You will also need a Transportation Worker ID card (TWIC) from the Transportation Security Administration. You must pass a government-issued background check and pay the requisite fee to obtain your TWIC. Apply for your card at the TWIC website.

  • Drug Screening

Before obtaining your license, you must prove your enrollment in a random drug screening program. Passing your drugs test is a requisite for getting a captain’s license.

  • Medical exam

A physical medical checkup is also part of the requirements for qualifying for a license. You must pass specific examinations before the Coast Guard can issue you a license. Take this physical seriously; some doctors may miss critical aspects of the examination, causing the USCG to reject your application. It is strongly recommended that you work with a physician familiar with the USCG medical examinations requirements.

  • Merchant Mariner Credential Form

The merchant mariner credential is a document showing your credentials and qualifications. This is basically your captain’s license. Be sure to provide accurate information and specify the type of license and tonnage you are applying for.

  • Proof of Residency

You must be a legal resident of the United States of America to apply and obtain an OUPV license. As part of your application, provide a copy of your ID or green card as proof of residency.

  • Photo ID

The photo on your TWIC will serve the purpose of a photo ID, so you don’t need to send in an additional passport photo. This photo will appear on your license; ensure it follows the USCG guidelines and standards.

  • First Aid and CPR Certificate

When applying for an original mariner license, you must pass a first aid and CPR-certified course. Courses are easily accessible locally and can be completed in a day.

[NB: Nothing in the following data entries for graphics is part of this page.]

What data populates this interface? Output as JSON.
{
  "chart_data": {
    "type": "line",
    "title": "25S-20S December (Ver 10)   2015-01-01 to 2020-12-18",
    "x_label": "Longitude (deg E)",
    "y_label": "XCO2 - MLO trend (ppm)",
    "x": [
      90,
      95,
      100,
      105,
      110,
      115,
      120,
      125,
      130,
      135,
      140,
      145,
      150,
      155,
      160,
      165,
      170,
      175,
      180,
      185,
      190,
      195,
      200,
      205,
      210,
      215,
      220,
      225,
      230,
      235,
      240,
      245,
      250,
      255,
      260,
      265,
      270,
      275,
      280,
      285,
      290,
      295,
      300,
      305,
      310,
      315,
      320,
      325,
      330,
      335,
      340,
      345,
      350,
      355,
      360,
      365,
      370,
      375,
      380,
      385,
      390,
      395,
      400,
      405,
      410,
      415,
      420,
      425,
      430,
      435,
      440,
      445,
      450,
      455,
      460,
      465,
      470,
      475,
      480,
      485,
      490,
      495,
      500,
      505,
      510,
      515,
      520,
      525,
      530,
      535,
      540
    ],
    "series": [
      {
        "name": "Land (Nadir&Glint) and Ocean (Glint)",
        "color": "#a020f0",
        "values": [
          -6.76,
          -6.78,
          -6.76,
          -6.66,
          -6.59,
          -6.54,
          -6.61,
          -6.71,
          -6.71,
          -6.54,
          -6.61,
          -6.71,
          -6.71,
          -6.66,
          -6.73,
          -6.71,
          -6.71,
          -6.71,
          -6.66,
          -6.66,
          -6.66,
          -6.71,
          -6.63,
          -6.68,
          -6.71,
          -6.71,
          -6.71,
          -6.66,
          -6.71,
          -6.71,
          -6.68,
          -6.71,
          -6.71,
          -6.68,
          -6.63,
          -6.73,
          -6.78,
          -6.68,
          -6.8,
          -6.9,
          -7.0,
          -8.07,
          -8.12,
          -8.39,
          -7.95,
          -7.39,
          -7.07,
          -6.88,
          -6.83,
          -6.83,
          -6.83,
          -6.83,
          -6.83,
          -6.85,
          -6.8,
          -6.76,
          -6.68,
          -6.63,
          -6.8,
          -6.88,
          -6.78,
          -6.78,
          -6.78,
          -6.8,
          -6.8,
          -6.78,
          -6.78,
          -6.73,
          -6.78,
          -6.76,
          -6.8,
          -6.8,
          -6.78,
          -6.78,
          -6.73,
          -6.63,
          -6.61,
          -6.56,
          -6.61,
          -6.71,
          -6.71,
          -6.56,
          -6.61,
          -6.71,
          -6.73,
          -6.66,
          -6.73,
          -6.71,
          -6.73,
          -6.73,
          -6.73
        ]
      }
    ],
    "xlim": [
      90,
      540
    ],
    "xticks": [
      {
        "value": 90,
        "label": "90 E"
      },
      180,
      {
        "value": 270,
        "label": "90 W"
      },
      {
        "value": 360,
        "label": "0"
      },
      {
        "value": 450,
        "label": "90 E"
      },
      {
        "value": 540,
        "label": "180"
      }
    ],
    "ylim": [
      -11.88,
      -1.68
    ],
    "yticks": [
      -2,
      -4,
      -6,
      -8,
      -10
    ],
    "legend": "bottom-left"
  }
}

  • Proof of Application Fees

Check with the USCG website the fees you should pay for your particular type of captain’s license. Then, head over to to complete the payment process. If possible, print and keep the payment confirmation message.

  • USCG Oath

Finally, you must take a mandatory USCG oath. You can do this at your maritime training school or a Coast Guard center.

Finally, submit all your supporting documents and forms to your local, regional exam center. It is easier and faster to email your application package. The USCG will evaluate your application and issue your license in one to three months.

Summary: How to Get A Captain’s License

Getting a captain’s license can be quite a process. But, like everything else, nothing good comes easily. Obtaining your license is one of the best decisions you will make, especially if you are looking to expand your career opportunities or be recognized as a professional charter boat captain. The best part is that if you already have experience, this can count toward your sea service requirements, helping you get your captain license faster.